A prescindere dai punti precedenti, il trattamento della CSU è principalmente sintomatico e viene effettuato in modo graduale (Fig. 6) . Gli antistaminici H1 non sedativi come (levo-)cetirizina, (des-)loratadina, fexofenadina o bilastina sono considerati farmaci di base. Gli antistaminici sedativi di prima generazione (ad esempio idrossizina, doxepina) o gli antistaminici H2 (ad esempio ranitidina, cimetidina) non devono più essere utilizzati nella terapia combinata o solo in casi molto selezionati, a causa degli effetti collaterali e della farmacocinetica poco chiara. Se il prurito e i rantoli persistono alla dose standard, la dose giornaliera raccomandata può essere aumentata fino a quattro volte. La fexofenadina e la bilastina, per le quali sono disponibili studi ad alto dosaggio e per le quali non si conoscono “poveri metabolizzatori” (come per la desloratadina), sono particolarmente adatte a questo scopo. Se non ci sono miglioramenti nonostante l’aumento della dose, è possibile passare a un antistaminico alternativo in via sperimentale, anche se questo non è più raccomandato dalle linee guida. In base alla nostra esperienza, la risposta individuale ai diversi antistaminici a volte varia.
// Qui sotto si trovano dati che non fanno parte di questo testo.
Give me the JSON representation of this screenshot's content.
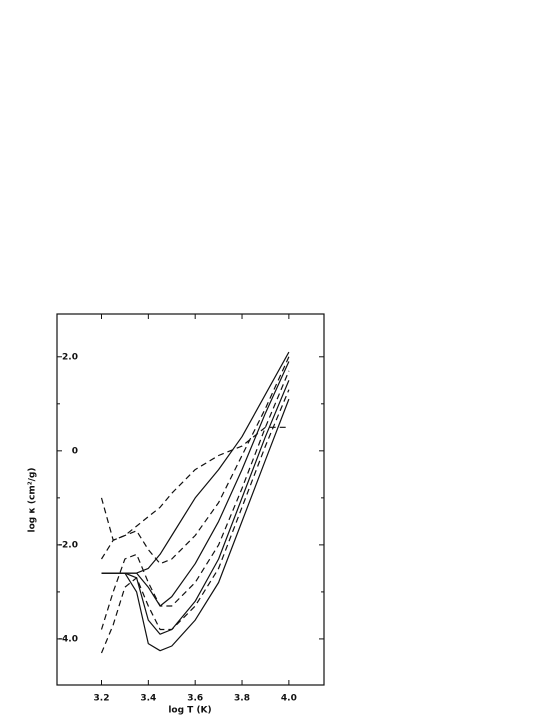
{
  "chart_data": {
    "type": "line",
    "xlabel": "log T (K)",
    "ylabel": "log κ (cm²/g)",
    "x": [
      3.2,
      3.25,
      3.3,
      3.35,
      3.4,
      3.45,
      3.5,
      3.6,
      3.7,
      3.8,
      3.9,
      4.0
    ],
    "series": [
      {
        "color": "#111111",
        "dashed": false,
        "values": [
          -2.6,
          -2.6,
          -2.6,
          -3.0,
          -4.1,
          -4.25,
          -4.15,
          -3.6,
          -2.8,
          -1.5,
          -0.2,
          1.1
        ]
      },
      {
        "color": "#111111",
        "dashed": true,
        "values": [
          -4.3,
          -3.7,
          -2.9,
          -2.7,
          -3.3,
          -3.8,
          -3.8,
          -3.3,
          -2.5,
          -1.2,
          0.1,
          1.3
        ]
      },
      {
        "color": "#111111",
        "dashed": false,
        "values": [
          -2.6,
          -2.6,
          -2.6,
          -2.7,
          -3.6,
          -3.9,
          -3.8,
          -3.2,
          -2.3,
          -1.0,
          0.3,
          1.5
        ]
      },
      {
        "color": "#111111",
        "dashed": true,
        "values": [
          -3.8,
          -3.0,
          -2.3,
          -2.2,
          -2.8,
          -3.3,
          -3.3,
          -2.8,
          -2.0,
          -0.8,
          0.5,
          1.7
        ]
      },
      {
        "color": "#111111",
        "dashed": false,
        "values": [
          -2.6,
          -2.6,
          -2.6,
          -2.6,
          -2.9,
          -3.3,
          -3.1,
          -2.4,
          -1.5,
          -0.4,
          0.8,
          1.9
        ]
      },
      {
        "color": "#111111",
        "dashed": true,
        "values": [
          -2.3,
          -1.9,
          -1.8,
          -1.7,
          -2.1,
          -2.4,
          -2.3,
          -1.8,
          -1.1,
          -0.1,
          0.9,
          2.0
        ]
      },
      {
        "color": "#111111",
        "dashed": false,
        "values": [
          -2.6,
          -2.6,
          -2.6,
          -2.6,
          -2.5,
          -2.2,
          -1.8,
          -1.0,
          -0.4,
          0.3,
          1.2,
          2.1
        ]
      },
      {
        "color": "#111111",
        "dashed": true,
        "values": [
          -1.0,
          -1.9,
          -1.8,
          -1.6,
          -1.4,
          -1.2,
          -0.9,
          -0.4,
          -0.1,
          0.1,
          0.5,
          0.5
        ]
      }
    ],
    "xlim": [
      3.01,
      4.15
    ],
    "ylim": [
      -4.98,
      2.91
    ],
    "xticks": [
      3.2,
      3.4,
      3.6,
      3.8,
      {
        "value": 4,
        "label": "4.0"
      }
    ],
    "yticks": [
      {
        "value": 2,
        "label": "2.0"
      },
      0,
      {
        "value": -2,
        "label": "-2.0"
      },
      {
        "value": -4,
        "label": "-4.0"
      }
    ],
    "yticks_minor": [
      1,
      -1,
      -3
    ],
    "grid": false
  }
}
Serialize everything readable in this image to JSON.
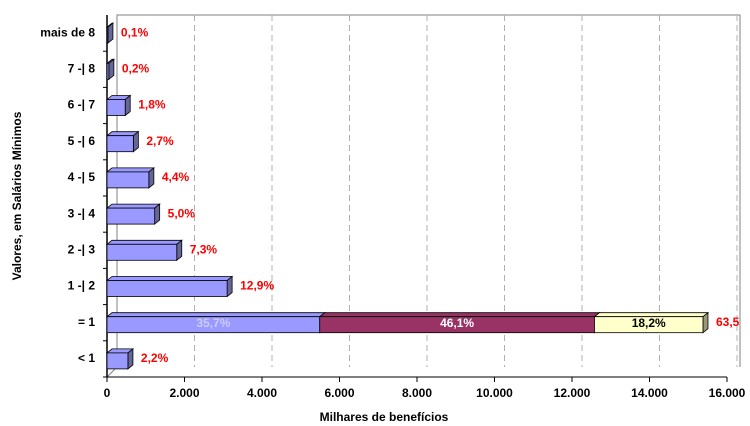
{
  "chart_data": {
    "type": "bar",
    "orientation": "horizontal",
    "stacked": true,
    "x_label": "Milhares de benefícios",
    "y_label": "Valores, em Salários Mínimos",
    "categories": [
      "< 1",
      "= 1",
      "1 -| 2",
      "2 -| 3",
      "3 -| 4",
      "4 -| 5",
      "5 -| 6",
      "6 -| 7",
      "7 -| 8",
      "mais de 8"
    ],
    "series": [
      {
        "color": "#9999ff",
        "side": "#666699",
        "label_color": "#ccccff",
        "values": [
          540,
          5490,
          3100,
          1800,
          1230,
          1080,
          680,
          470,
          48,
          24
        ]
      },
      {
        "color": "#993366",
        "side": "#662244",
        "label_color": "#ffffff",
        "values": [
          null,
          7090,
          null,
          null,
          null,
          null,
          null,
          null,
          null,
          null
        ]
      },
      {
        "color": "#ffffcc",
        "side": "#999977",
        "label_color": "#000000",
        "values": [
          null,
          2800,
          null,
          null,
          null,
          null,
          null,
          null,
          null,
          null
        ]
      }
    ],
    "shares": {
      "values": [
        2.2,
        63.5,
        12.9,
        7.3,
        5.0,
        4.4,
        2.7,
        1.8,
        0.2,
        0.1
      ],
      "value_labels": [
        "2,2%",
        "63,5",
        "12,9%",
        "7,3%",
        "5,0%",
        "4,4%",
        "2,7%",
        "1,8%",
        "0,2%",
        "0,1%"
      ]
    },
    "segment_shares": {
      "values": [
        35.7,
        46.1,
        18.2
      ],
      "value_labels": [
        "35,7%",
        "46,1%",
        "18,2%"
      ]
    },
    "xlim": [
      0,
      16000
    ],
    "xticks": [
      0,
      {
        "value": 2000,
        "label": "2.000"
      },
      {
        "value": 4000,
        "label": "4.000"
      },
      {
        "value": 6000,
        "label": "6.000"
      },
      {
        "value": 8000,
        "label": "8.000"
      },
      {
        "value": 10000,
        "label": "10.000"
      },
      {
        "value": 12000,
        "label": "12.000"
      },
      {
        "value": 14000,
        "label": "14.000"
      },
      {
        "value": 16000,
        "label": "16.000"
      }
    ],
    "grid": true
  }
}
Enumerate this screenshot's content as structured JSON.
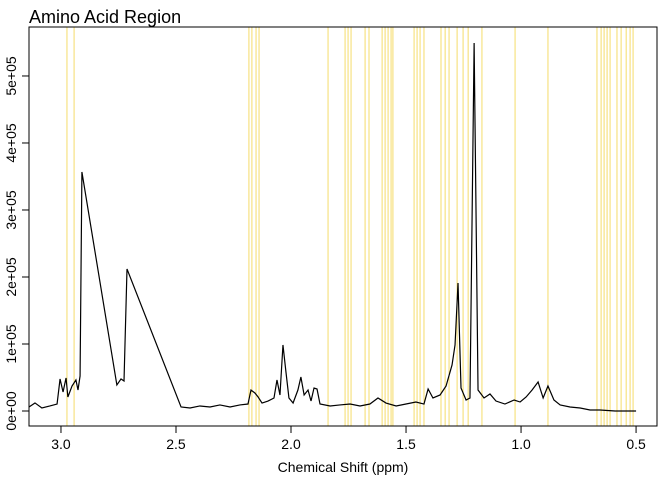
{
  "chart_data": {
    "type": "line",
    "title": "Amino Acid Region",
    "xlabel": "Chemical Shift (ppm)",
    "x": [
      3.139,
      3.113,
      3.083,
      3.048,
      3.017,
      3.004,
      2.991,
      2.978,
      2.97,
      2.952,
      2.935,
      2.926,
      2.917,
      2.909,
      2.757,
      2.739,
      2.726,
      2.713,
      2.478,
      2.439,
      2.396,
      2.352,
      2.309,
      2.265,
      2.222,
      2.187,
      2.174,
      2.157,
      2.143,
      2.126,
      2.1,
      2.074,
      2.061,
      2.048,
      2.035,
      2.022,
      2.009,
      1.991,
      1.97,
      1.957,
      1.943,
      1.926,
      1.913,
      1.9,
      1.887,
      1.874,
      1.83,
      1.787,
      1.743,
      1.7,
      1.657,
      1.622,
      1.587,
      1.543,
      1.5,
      1.457,
      1.422,
      1.404,
      1.383,
      1.352,
      1.326,
      1.3,
      1.287,
      1.274,
      1.261,
      1.239,
      1.222,
      1.204,
      1.187,
      1.161,
      1.135,
      1.109,
      1.07,
      1.03,
      1.004,
      0.978,
      0.952,
      0.926,
      0.904,
      0.883,
      0.857,
      0.83,
      0.787,
      0.743,
      0.7,
      0.657,
      0.591,
      0.5
    ],
    "series": [
      {
        "color": "#000000",
        "values": [
          6000,
          12000,
          4500,
          7500,
          10400,
          47800,
          28400,
          49300,
          20900,
          37300,
          46300,
          31300,
          52200,
          356700,
          38800,
          47800,
          44800,
          211900,
          6000,
          4500,
          7500,
          6000,
          9000,
          6000,
          9000,
          10400,
          31300,
          26900,
          20900,
          11900,
          14900,
          19400,
          46300,
          23900,
          98500,
          58200,
          19400,
          11900,
          31300,
          50700,
          23900,
          31300,
          14900,
          34300,
          32800,
          10400,
          7500,
          9000,
          10400,
          7500,
          10400,
          19400,
          11900,
          7500,
          10400,
          13400,
          10400,
          32800,
          19400,
          23900,
          37300,
          68700,
          98500,
          191000,
          34300,
          16400,
          19400,
          549300,
          31300,
          19400,
          25400,
          14900,
          10400,
          16400,
          13400,
          20900,
          31300,
          43300,
          19400,
          37300,
          16400,
          9000,
          6000,
          4500,
          1500,
          1500,
          0,
          0
        ]
      }
    ],
    "vlines": [
      2.974,
      2.943,
      2.183,
      2.17,
      2.152,
      2.139,
      1.839,
      1.765,
      1.752,
      1.739,
      1.678,
      1.661,
      1.604,
      1.591,
      1.578,
      1.565,
      1.557,
      1.465,
      1.452,
      1.439,
      1.422,
      1.348,
      1.33,
      1.313,
      1.278,
      1.252,
      1.23,
      1.17,
      1.026,
      0.883,
      0.67,
      0.652,
      0.639,
      0.626,
      0.613,
      0.583,
      0.565,
      0.543,
      0.526,
      0.513
    ],
    "vline_color": "#f5dc6a",
    "xlim": [
      3.139,
      0.409
    ],
    "xticks": [
      {
        "value": 3,
        "label": "3.0"
      },
      2.5,
      {
        "value": 2,
        "label": "2.0"
      },
      1.5,
      {
        "value": 1,
        "label": "1.0"
      },
      0.5
    ],
    "ylim": [
      -22400,
      573100
    ],
    "yticks": [
      {
        "value": 0,
        "label": "0e+00"
      },
      {
        "value": 100000,
        "label": "1e+05"
      },
      {
        "value": 200000,
        "label": "2e+05"
      },
      {
        "value": 300000,
        "label": "3e+05"
      },
      {
        "value": 400000,
        "label": "4e+05"
      },
      {
        "value": 500000,
        "label": "5e+05"
      }
    ]
  }
}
Se la risposta è insufficiente nonostante il trattamento di base con antistaminici, l’uso di un antagonista dei leucotrieni [16] come il montelukast o la ciclosporina A a bassa dose (1-2 mg/kg di peso corporeo) è un’opzione [17]. Tuttavia, entrambi non sono approvati per questa indicazione. È importante notare che il monitoraggio regolare della pressione arteriosa e dei parametri renali è obbligatorio durante il trattamento con ciclosporina A. La terapia dovrebbe essere rivista al più tardi dopo quattro mesi, a quel punto potrebbe essere possibile eliminarla lentamente.
Dopo molti anni di utilizzo con successo dell’anticorpo anti-IgE omalizumab (Xolair®) nell’asma allergico grave, negli ultimi anni la sua efficacia e la buona tollerabilità sono state dimostrate anche nella CSU in studi su larga scala in Europa e negli Stati Uniti [18–20]. Questo ha portato all’approvazione in tutta Europa di Xolair® anche in questa indicazione nel corso del 2014. Si tratta di un regime a dose fissa di 300 mg quattro volte alla settimana, a differenza dell’asma, indipendentemente dal peso e dal titolo IgE totale. A causa dei costi annuali del farmaco, superiori a 12.000 franchi svizzeri, e del fatto che può essere somministrato solo per via parenterale, l’indicazione terapeutica deve essere ben esaminata.
Se i focolai e il prurito continuano a verificarsi con le misure di trattamento di cui sopra, si può provare un’iniezione di corticosteroidi (prednisolone 0,5 mg/kg di peso corporeo/d per 5-7 giorni). Il trattamento a lungo termine con steroidi non è raccomandato a causa dei noti effetti a lungo termine. Nei casi con una componente infiammatoria neutrofila provata dalla biopsia, anche il dapsone si è dimostrato efficace. Tuttavia, attualmente non è registrato in Svizzera e deve essere ottenuto attraverso la Germania.
Non appena l’orticaria non si presenta più con il trattamento sintomatico per alcuni mesi, si può procedere a una lenta riduzione alla dose più piccola possibile che sia ancora efficace, a intervalli di due o quattro settimane.